In its report tabled before the Parliament, the Comptroller and Auditor General (CAG), a constitutional body that audits government expenses, found that a set of microwave band spectra was allocated to a telecom operator in 2015 on a first-come-first-serve basis, in contravention to the recommendations of a committee.
This was done despite there being 101 applications and led to a loss of 5.6 billion rupees (US$79.4 million) to the exchequer, Indian Express reports.
The report also noted various shortcomings in spectrum management by the Department of Telecommunications (DoT) that led to losses to national coffers.
The CAG found that non-withdrawal of spectra from state-run firm BSNL, which it had offered to surrender to avoid a one-time charge, had caused a loss of 5.2 billion rupees ($73.73 million) to the government exchequer.
The auditor pointed out that DoT had set up a committee in December 2012 to study the allotment of spectra in various categories and proposed that the microwave-band allotment to all operators should be done via a market-related auctioning process and not a first-come-first-serve basis.
In 2012, the Supreme Court had struck down first-come-first-served policy in a 2G spectra allocation in 2008-09 and cancelled 122 telecom permits that were granted spectra via that process.
In 2010, the CAG Vinod Rai alleged in his report that the then telecom minister A Raja allotted 2G spectrum licenses on a first-come-first-serve basis at throwaway prices. This had caused taxpayers to lose 1.76 trillion rupees (nearly $25 billion). The minister had to resign and was jailed for 15 months.
Though critics of the report had reservations about how Rai arrived at such an astronomical figure, the infamous 2G scam became engraved in the minds of the general public and deeply embarrassed the former United Progressive Alliance (UPA) government led by Dr Manmohan Singh. Political analysts said it was a major cause for the UPA’s poor showing in the 2014 general election.
However, in a strange turn of events on December 21, 2017, a CBI special court hearing the 2G scam case acquitted Raja and all the other 18 accused, saying prosecutors had failed to prove the charges. After this, the former CAG has remained tight-lipped and refused to discuss the issue in public.
Masking national debts
The CAG has also criticized the Modi government for borrowing via off-budget channels to finance capital and revenue spending in 2016-17 and masking the true extent of fiscal and revenue deficits.

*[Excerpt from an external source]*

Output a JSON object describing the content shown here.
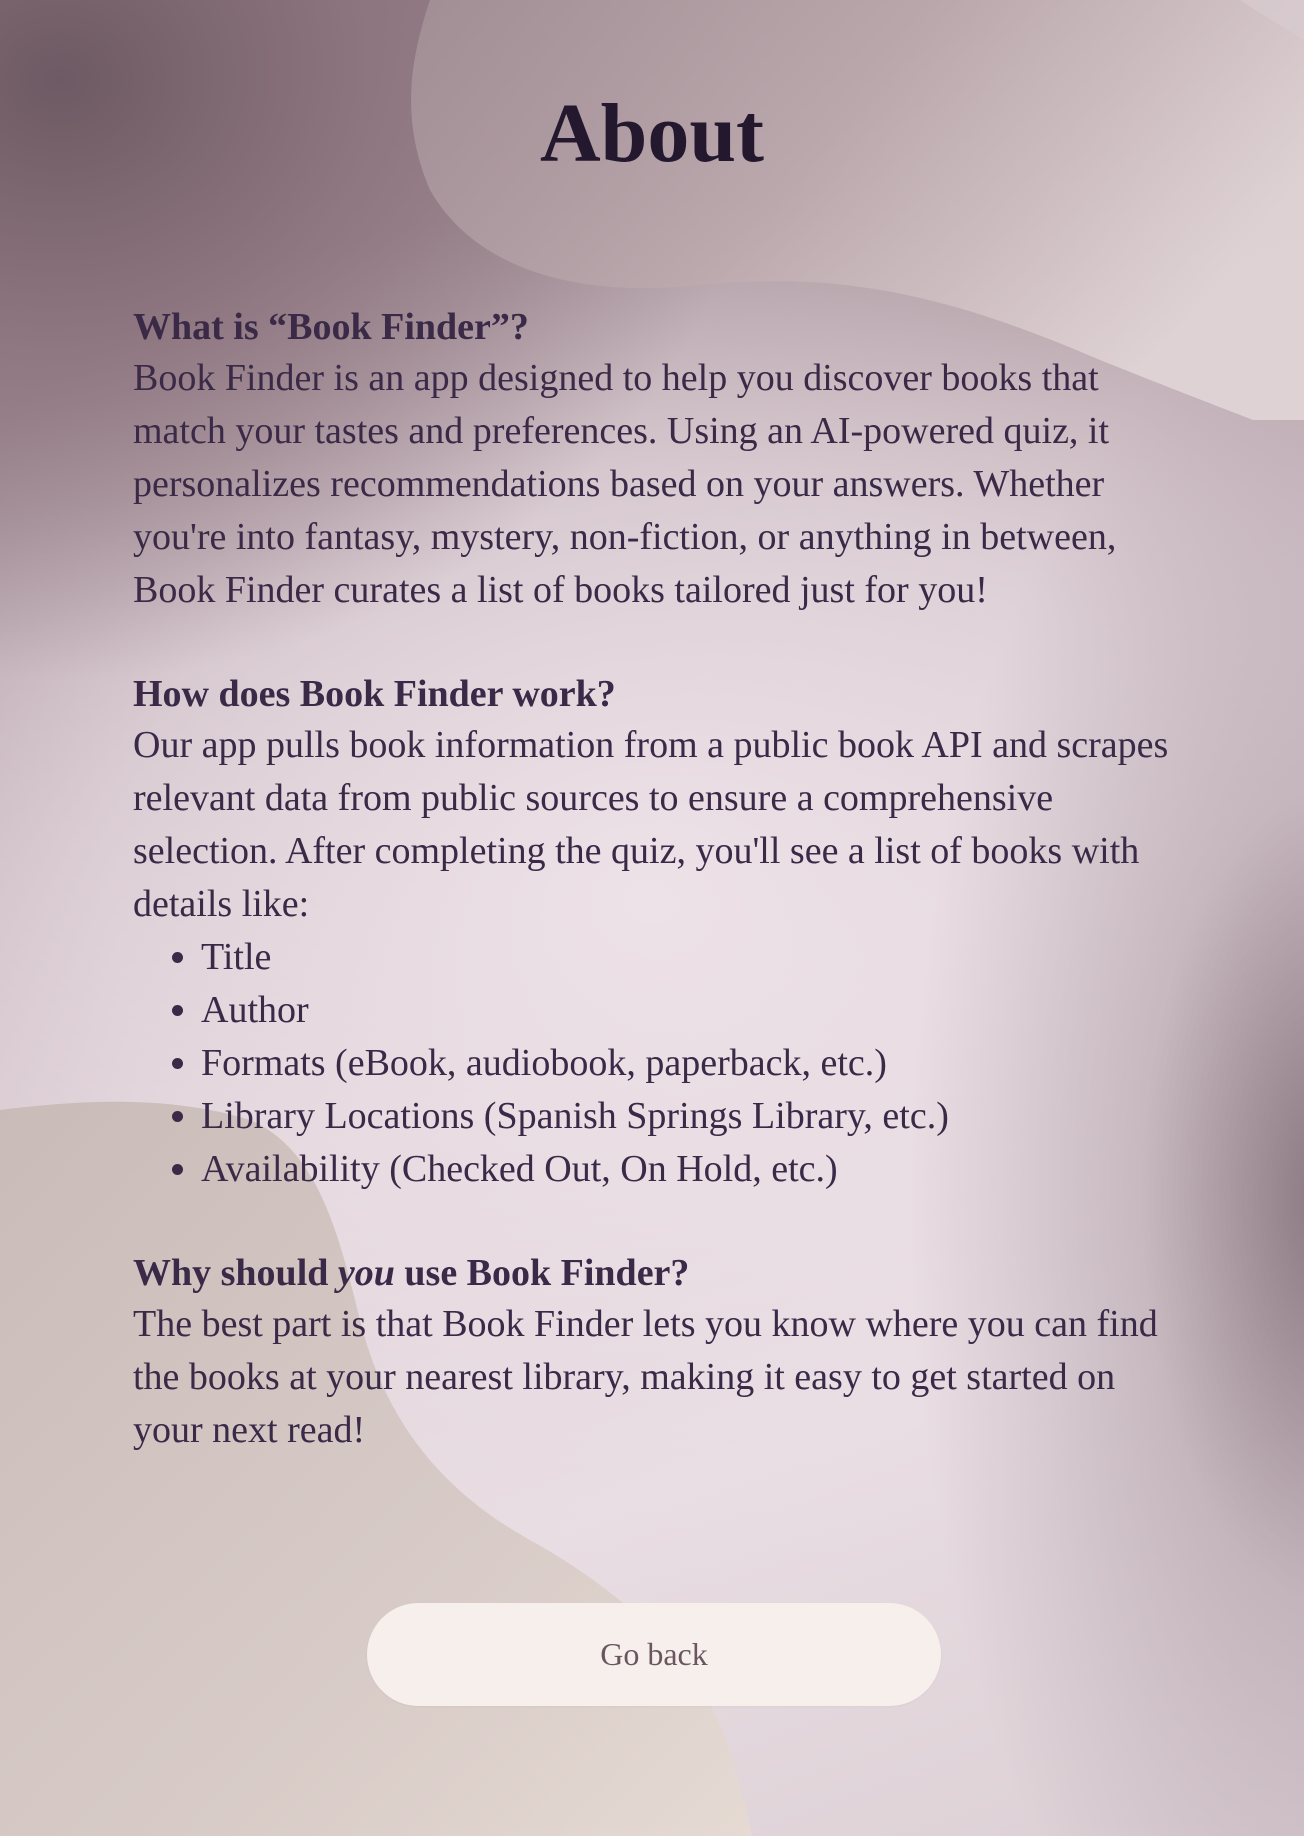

In its Fiscal Responsibility and Budget Management Act Compliance Report, the CAG said the current government has underestimated its total liability by 5% and the revenue deficit by 509.99 billion rupees, Indian Express reports.
The auditor has recommended that the government should put in place a policy framework for off-budget financing, which should include disclosure to Parliament.
The CAG said the government borrowed funds from the Indian Railway Finance Corporation for railway projects, and the Power Finance Corporation for power projects. It said off-budget financing was also used to cover the deferment of fertilizer bills through special banking arrangements.
The auditor noted that these decisions were outside the scope of the budget and such off-budget financing was not part of the calculation of fiscal indicators, despite having fiscal implications.
The CAG has said that considering the understatement of liability, the government’s total liability at the end of the 2016-17 financial year was 76.69 trillion rupees, which is 50.5% of Gross Domestic Product, rather than 45.5%.